Spying a grade four would always result in a comment. If Mary were to say 'Grade four ahoy' I would expect to see either a girl of a similar age to ourselves whose garment was showing obvious signs of distress, or perhaps a younger girl whose dress was ripping at the seams. Grade five not only requires qualification - 'Take cover! Spectacular grade five by the newsagent's - but also necessitates the taking of whatever measures are practical to ensure a closer inspection.
Felicity Barnes is in a grade four OSP. I can see the fabric of her dress stretched uncomfortably (I presume) tight across her breasts. Her hips and buttocks seem similarly constricted and the hem of her dress is undoubtedly two or three inches higher than school rules allow.

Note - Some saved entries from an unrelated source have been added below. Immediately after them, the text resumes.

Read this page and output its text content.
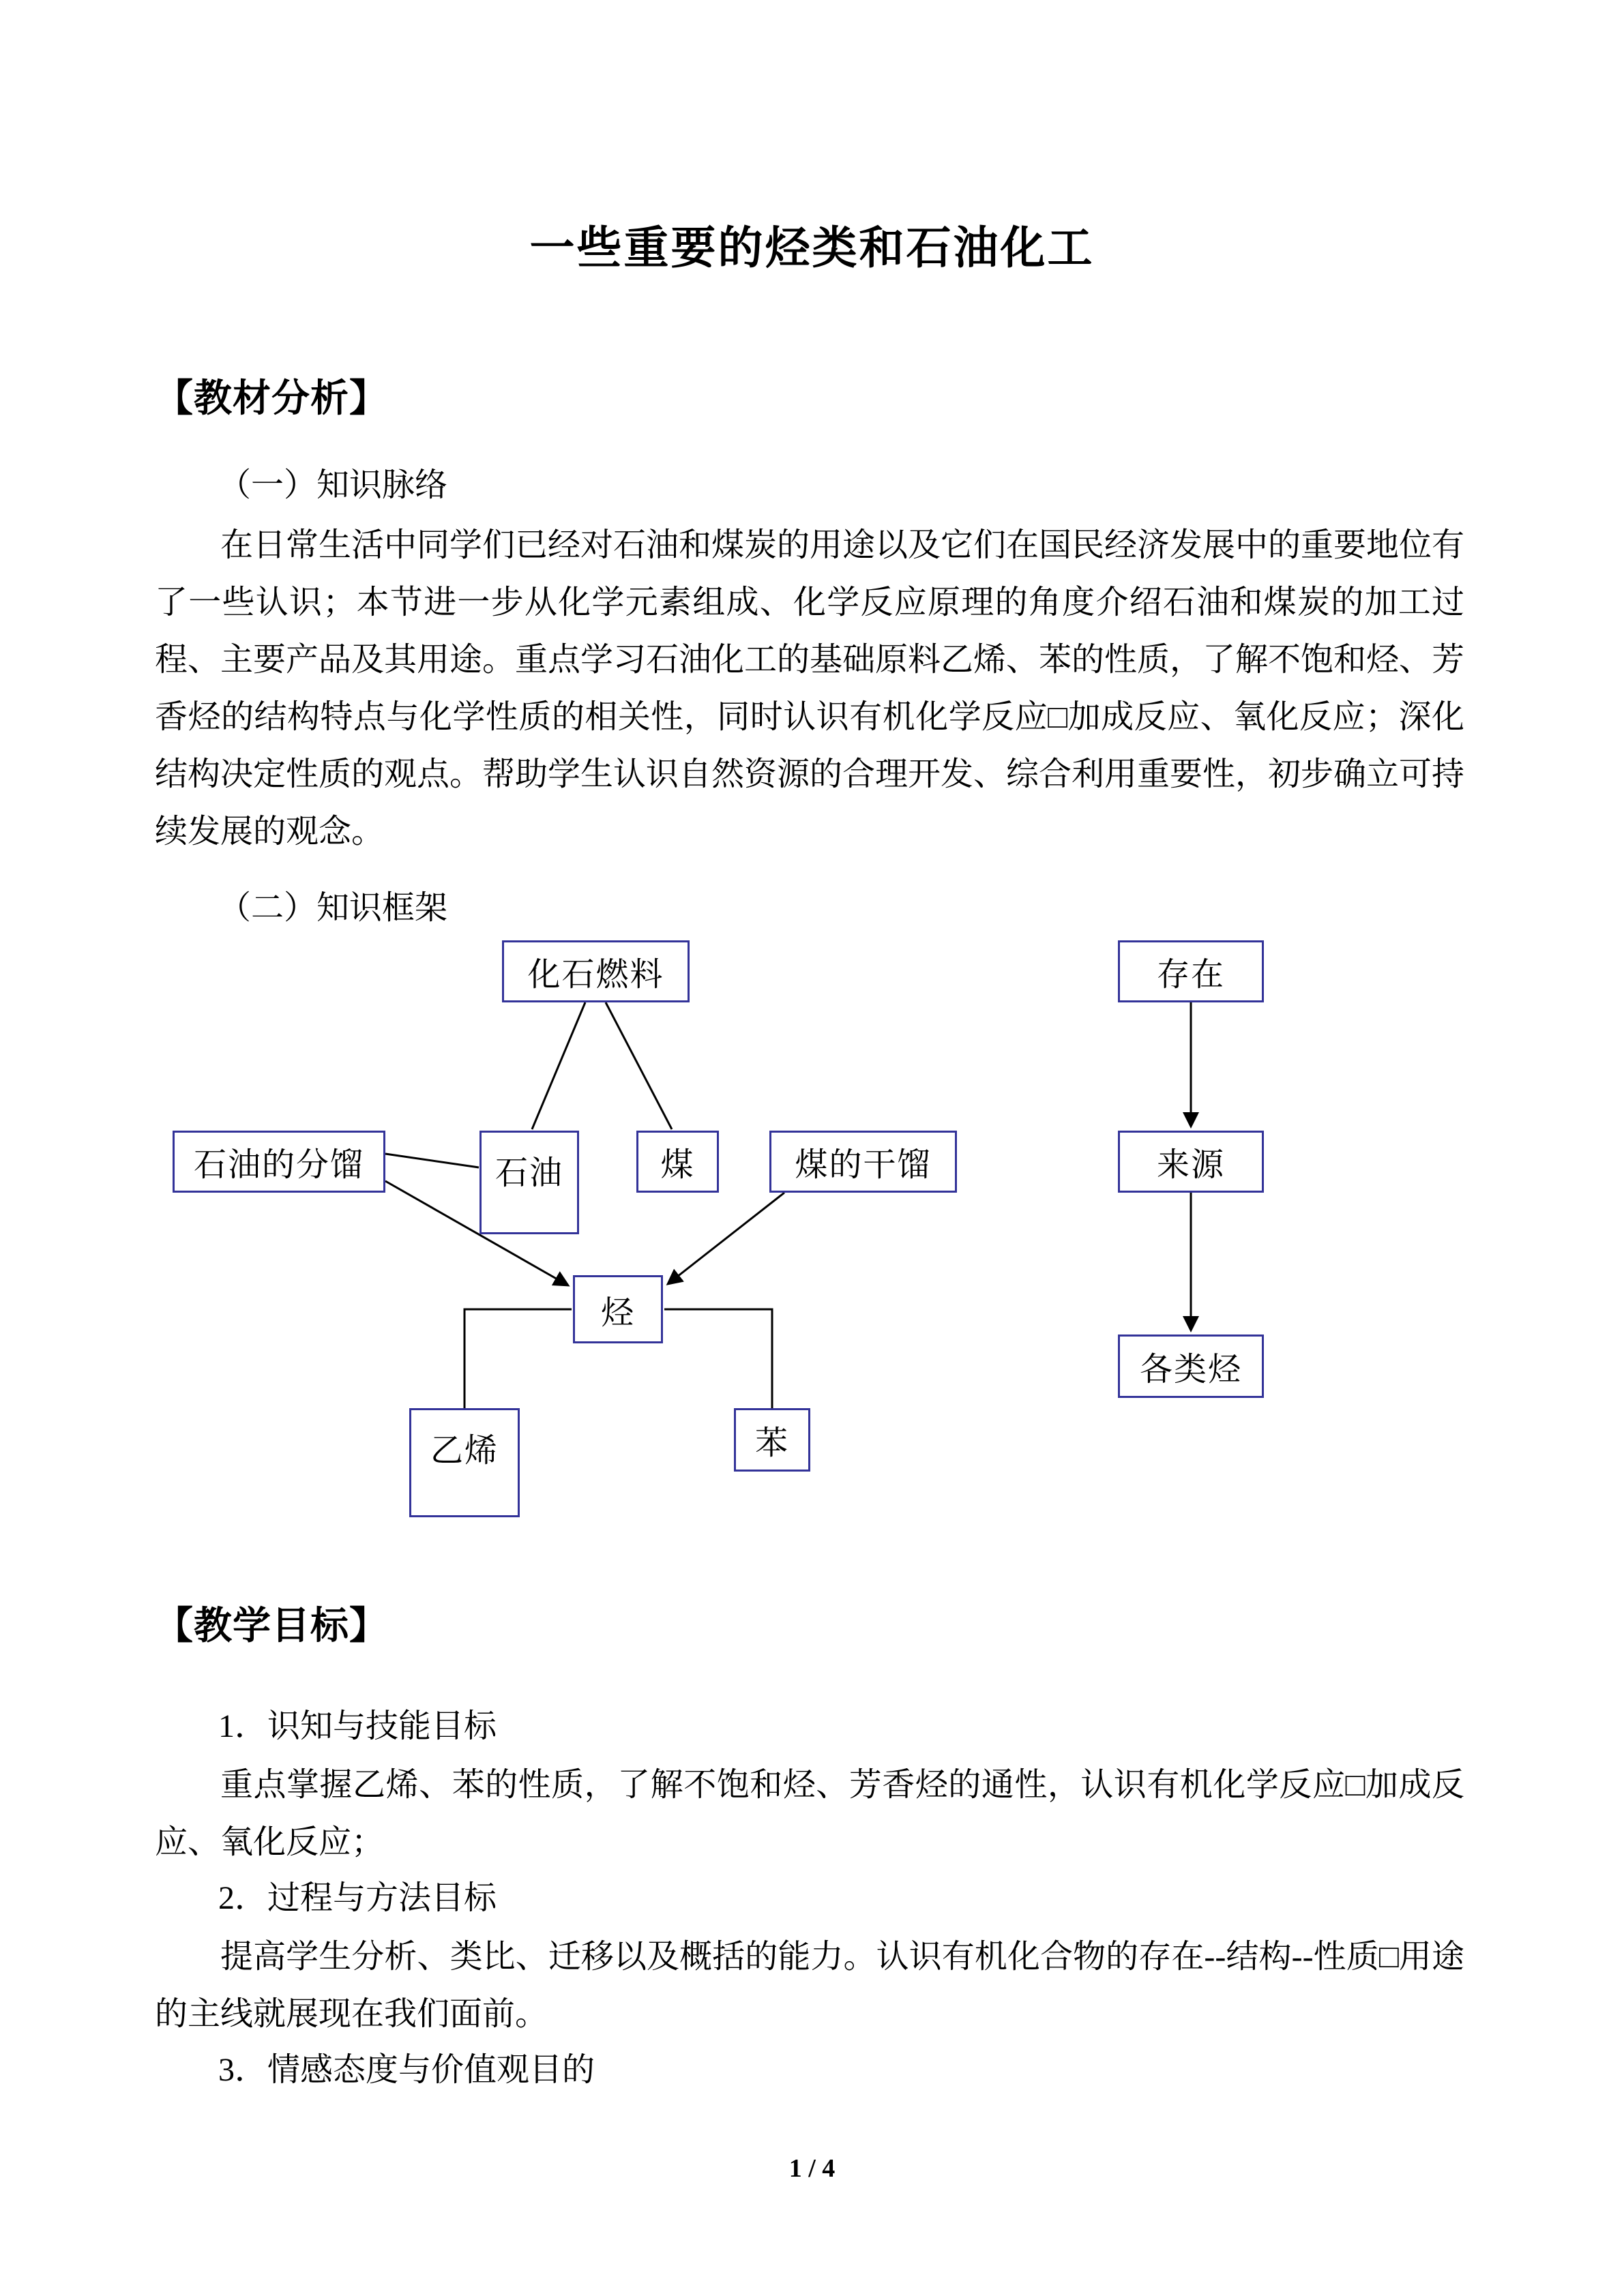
一些重要的烃类和石油化工
【教材分析】
（一）知识脉络
在日常生活中同学们已经对石油和煤炭的用途以及它们在国民经济发展中的重要地位有了一些认识；本节进一步从化学元素组成、化学反应原理的角度介绍石油和煤炭的加工过程、主要产品及其用途。重点学习石油化工的基础原料乙烯、苯的性质，了解不饱和烃、芳香烃的结构特点与化学性质的相关性，同时认识有机化学反应□加成反应、氧化反应；深化结构决定性质的观点。帮助学生认识自然资源的合理开发、综合利用重要性，初步确立可持续发展的观念。
（二）知识框架
化石燃料	存在
石油的分馏	石油	煤	煤的干馏	来源
烃
各类烃
乙烯	苯
【教学目标】
1．识知与技能目标
重点掌握乙烯、苯的性质，了解不饱和烃、芳香烃的通性，认识有机化学反应□加成反应、氧化反应；
2．过程与方法目标
提高学生分析、类比、迁移以及概括的能力。认识有机化合物的存在--结构--性质□用途的主线就展现在我们面前。
3．情感态度与价值观目的
1 / 4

Maybe she's wearing it on purpose, in order to attract the admiring glances of a possible suitor.
Marie's light brown hair turns much fairer in the summer. From early childhood it was straight and hung half way down her back.
I am able to see her face more clearly. Studying it, I am mildly startled. Gone are the last vestiges of puppy fat, a term only adults could construct. Revealed are her cheekbones which, while not exactly sharp enough to cut paper, are fetchingly prominent.
The truth is, I really am sensing a change. ...there is a difference. There's a difference in the way I perceive her, just as the siren tone is perceived to have altered.